Pruning should arrive in Bitcoin Core 0.11, allowing people to run a full node with only 1 GB of storage space.
Please answer this simple question: "how does one bootstrap a full node once everybody's pruning?".
To be honest, I see the technical challenges of pruning to be not terribly high and the 'purity' argument of being able to trace value back to it's full history to be more philosophical than practical. I'd love to be able to believe otherwise since this is a distinct mark against how I would like Bitcoin to work for other mainly unrelated reasons.
A checkpoint could be marked with high reliability and it could serve as a basis for bootstraping. No real rocket science here I don't believe.
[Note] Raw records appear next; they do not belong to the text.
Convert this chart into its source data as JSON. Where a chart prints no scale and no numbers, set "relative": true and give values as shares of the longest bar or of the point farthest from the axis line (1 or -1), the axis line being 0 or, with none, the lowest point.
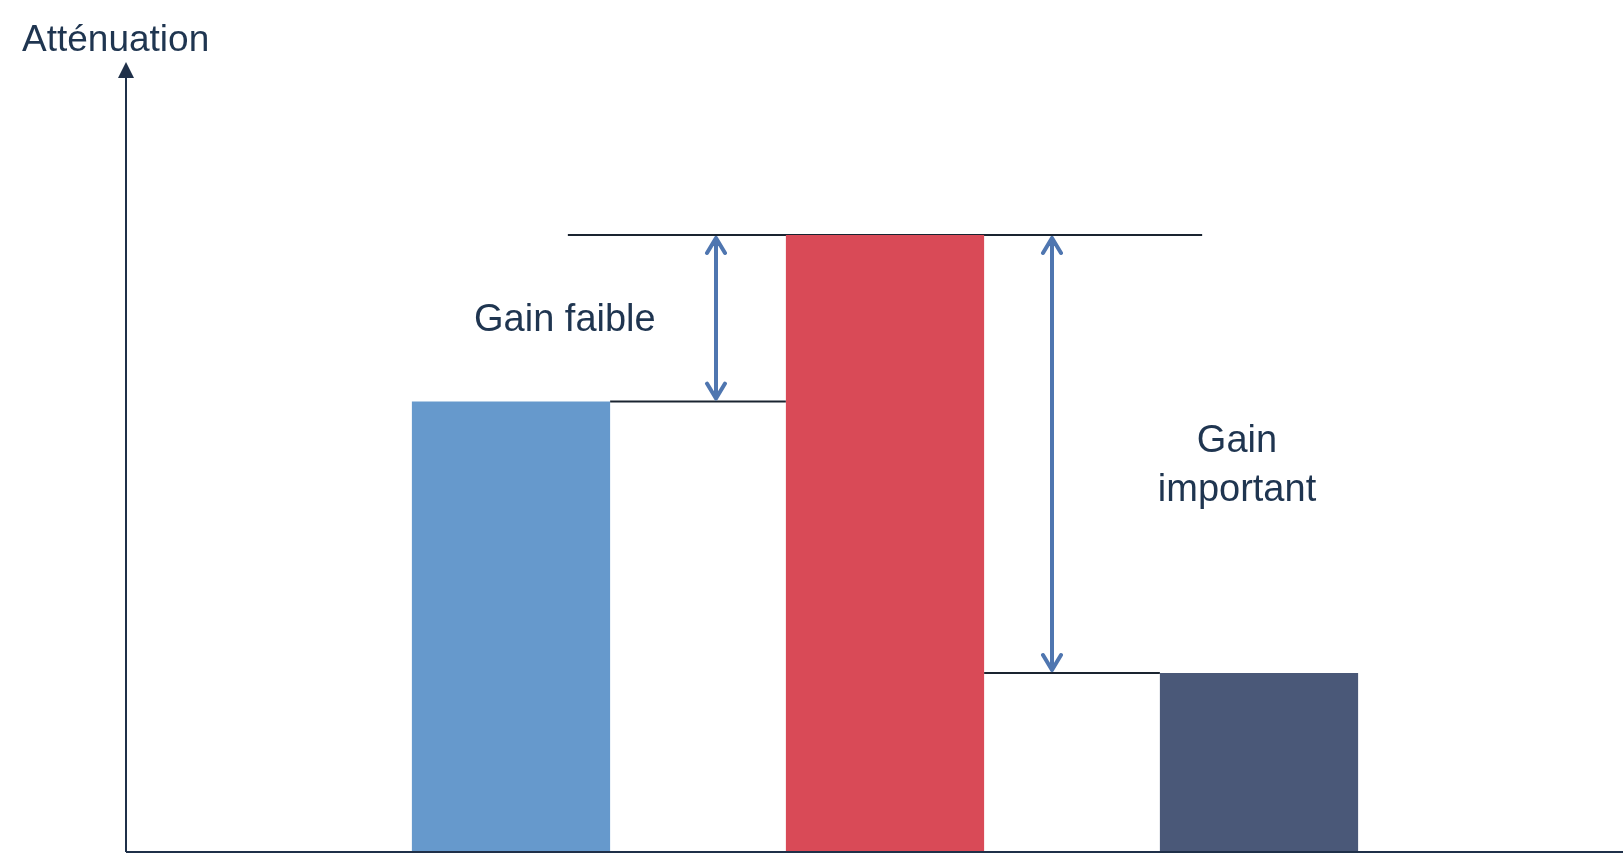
{
  "chart_data": {
    "type": "bar",
    "ylabel": "Atténuation",
    "categories": [
      null,
      null,
      null
    ],
    "relative": true,
    "values": [
      0.73,
      1,
      0.29
    ],
    "colors": [
      "#6699cc",
      "#d94a57",
      "#4a5878"
    ],
    "ref_lines": [
      {
        "axis": "y",
        "value": 1
      },
      {
        "axis": "y",
        "value": 0.73
      },
      {
        "axis": "y",
        "value": 0.29
      }
    ],
    "annotations": [
      "Gain faible",
      "Gain important"
    ]
  }
}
I think that a more perpetually supportable solution would have involved a POW-backed re-bases. I'd have been inclined to apportion some percentage of coinbase and transaction fees to whoever comes up with the best re-base on, say, a quarterly basis.
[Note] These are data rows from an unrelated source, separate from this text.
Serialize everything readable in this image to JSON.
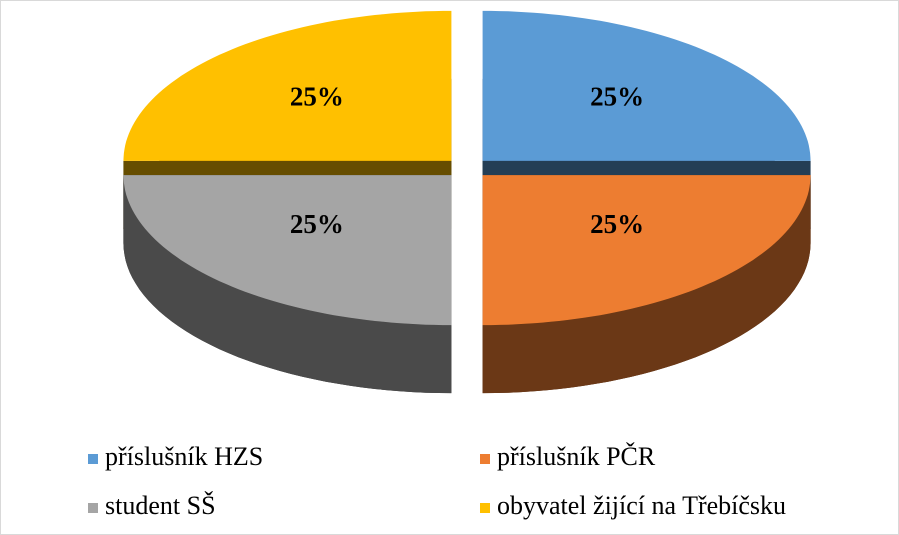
{
  "chart_data": {
    "type": "pie",
    "categories": [
      "příslušník HZS",
      "příslušník PČR",
      "student SŠ",
      "obyvatel žijící na Třebíčsku"
    ],
    "values": [
      25,
      25,
      25,
      25
    ],
    "value_labels": [
      "25%",
      "25%",
      "25%",
      "25%"
    ],
    "colors": [
      "#5b9bd5",
      "#ed7d31",
      "#a5a5a5",
      "#ffc000"
    ],
    "legend": "bottom"
  }
}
But, as always, these major design items are water under the bridge. There is no practical way for Bitcoin to adopt them. We've got what we've got to a large degree and we just have to work within the confines of the system as it is.
One thing that everyone should remember is that the voice in the back of one's head warning against believing 'magic' should be listened to. All 'bitcoins' need to be accounted for individually. In the theoretical best-case scenario, right after an 'ideal' re-base, this would mean having an entry for every item in the UTXO. Bitcoin, being in it's infancy, has a highly compact UTXO with relatively little 'fragmentation'. With use this is likely to expand by many orders of magnitude and 'pruning' can do nothing about that.
That's my read of the technicals. If someone thinks this is wrong and want's to make a correction, please do.